Antiste schießt Rapid gegen Salzburg in die Meistergruppe
Antiste jubelt über das 1:0
Rapid ist und bleibt die größte Drama-Queen in dieser kuriosen Bundesliga. Zum vierten Mal in fünf Saisonen mussten die Hütteldorfer in der 22. Runde noch um die Top 6 kämpfen.
Erneut hat es Rapid geschafft, mit einem 1:0 gegen Salzburg zieht der Rekordmeister in die Meistergruppe ein.
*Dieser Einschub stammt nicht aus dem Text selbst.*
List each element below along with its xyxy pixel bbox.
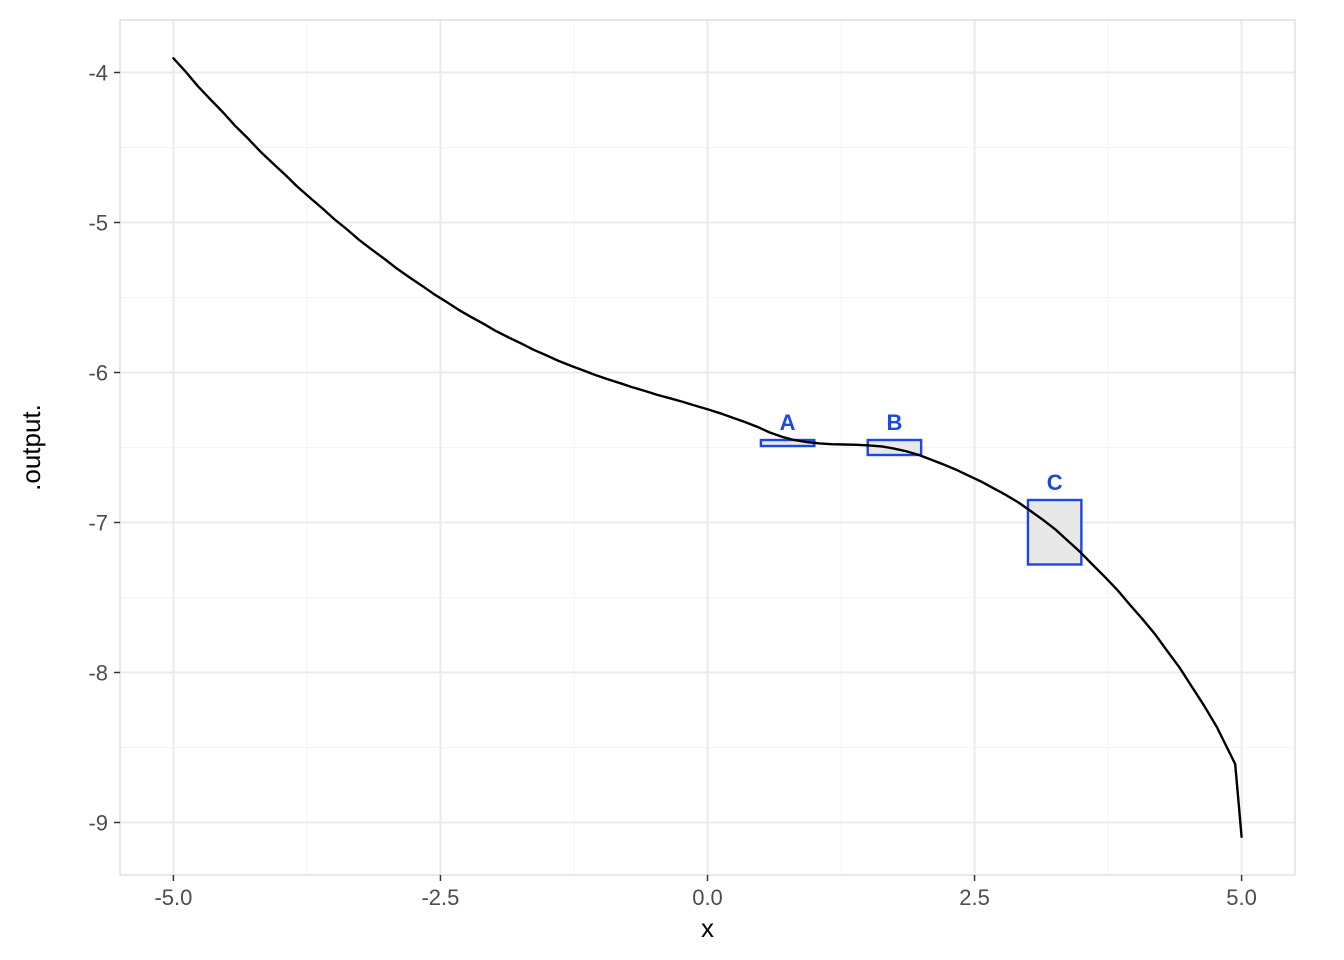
x-tick-label: -5.0 [154,885,192,910]
annotation-label: C [1047,470,1063,495]
y-axis-title: .output. [16,404,46,491]
annotation-label: B [886,410,902,435]
x-tick-label: 2.5 [959,885,990,910]
y-tick-label: -8 [88,661,108,686]
x-tick-label: 0.0 [692,885,723,910]
chart: A B C -5.0 -2.5 0.0 2.5 5.0 -9 -8 -7 -6 -5 -4 x .outpu… [0,0,1344,960]
x-axis-title: x [701,913,714,943]
y-tick-label: -4 [88,61,108,86]
x-tick-label: -2.5 [421,885,459,910]
y-tick-label: -9 [88,811,108,836]
annotation-box [1028,500,1081,565]
y-tick-label: -5 [88,211,108,236]
plot-panel: A B C [120,20,1295,875]
y-tick-label: -6 [88,361,108,386]
x-tick-label: 5.0 [1226,885,1257,910]
annotation-label: A [780,410,796,435]
y-tick-label: -7 [88,511,108,536]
Der Sieg war glücklich, es hätte am Ende aber auch ein Unentschieden gereicht.
Vor 14.570 Zuschauern gab es ein „ausverkauft“ der anderen Art: Alle nicht gesperrten Tickets für Rapidler waren abgesetzt worden. Es wurde ohne Block West ein „britischer Support“ mit Jubel für jede gelungene Aktion versucht. Schiedsrichter Lechner war für die größtmögliche Erfahrung in der größtmöglichen Drucksituation aufgeboten worden. Salzburg-Trainer Daniel Beichler verzichtete nach der Cup-Blamage vorerst auf Goalgetter Karim Konate.
Trainer Johannes Hoff Thorup hatte bei Rapid kurzfristig auf ein 3-4-3 umgebaut und riskiert: Weil Bendeguz Bolla mit Bauchmuskel-Problemen fehlte, verteidigte rechts außen Daniel Nunoo. Der gelernte Stürmer machte seine Sache unbekümmert und ordentlich – verletzte sich aber nach nur 20 Minuten. Tobias Gulliksen kam, Niki Wurmbrand musste eine Reihe nach hinten.
Bis dahin hatten die klar überlegenen Salzburger schon zwei Top-Chancen. Niki Hedl hielt gegen Edmund Baidoo zwei Mal (9., 21.).
VAR kassiert 1:0 ein
Nach der ersten Standard-Möglichkeit jubelten die 14.300 Rapid-Fans, doch der VAR erkannte ein knappes Abseits von Ange Ahoussou vor dessen Kopfball (28.).
Weil auch Moussa Yeo gegen den starken Hedl scheiterte und Kerim Alajbegovic aus guter Position verschoss, konnte Rapid mit einer schönen Kombination vom eigenen Abstoß weg in Führung gehen. Über Wurmbrand und Gulliksen ging es – ausgerechnet – zu Janis Antiste, der einschob – 1:0 (38.). Der Leihstürmer spielte nach einem Monat auf der Tribüne, weil Sassuolo doch noch die Kaufpflicht um mehr als drei Millionen gestrichen hat.
Auch die zweite Hälfte begann mit einem Salzburger „Hunderter“: Damir Redzic schoss alleine vor Hedl drüber (51.). Nach 58 Minuten wuchs der Polster von Rapid, weil Sturm gegen Altach in Führung ging. Die erste vergebene Chance der Hausherren gab es erst in Minute 63: Andreas Weimanns Abschluss wurde noch geblockt.
Joker Konate hatte das 1:1 am Fuß – vorbei (74.).
Im Finish war die souverän führende WSG der letzte verbliebene Konkurrent. Die Hütteldorfer versuchten zu mauern. Das gelang nicht – Karim Konate köpfelte in der 91. Minute ein. Doch wieder meldete sich VAR Hameter – ein Abseits verhinderte den Ausgleich.
Danach gab es auch ohne Fanszene ein Tollhaus. Bereits am kommenden Wochenende geht es mit halbierten Punkten weiter.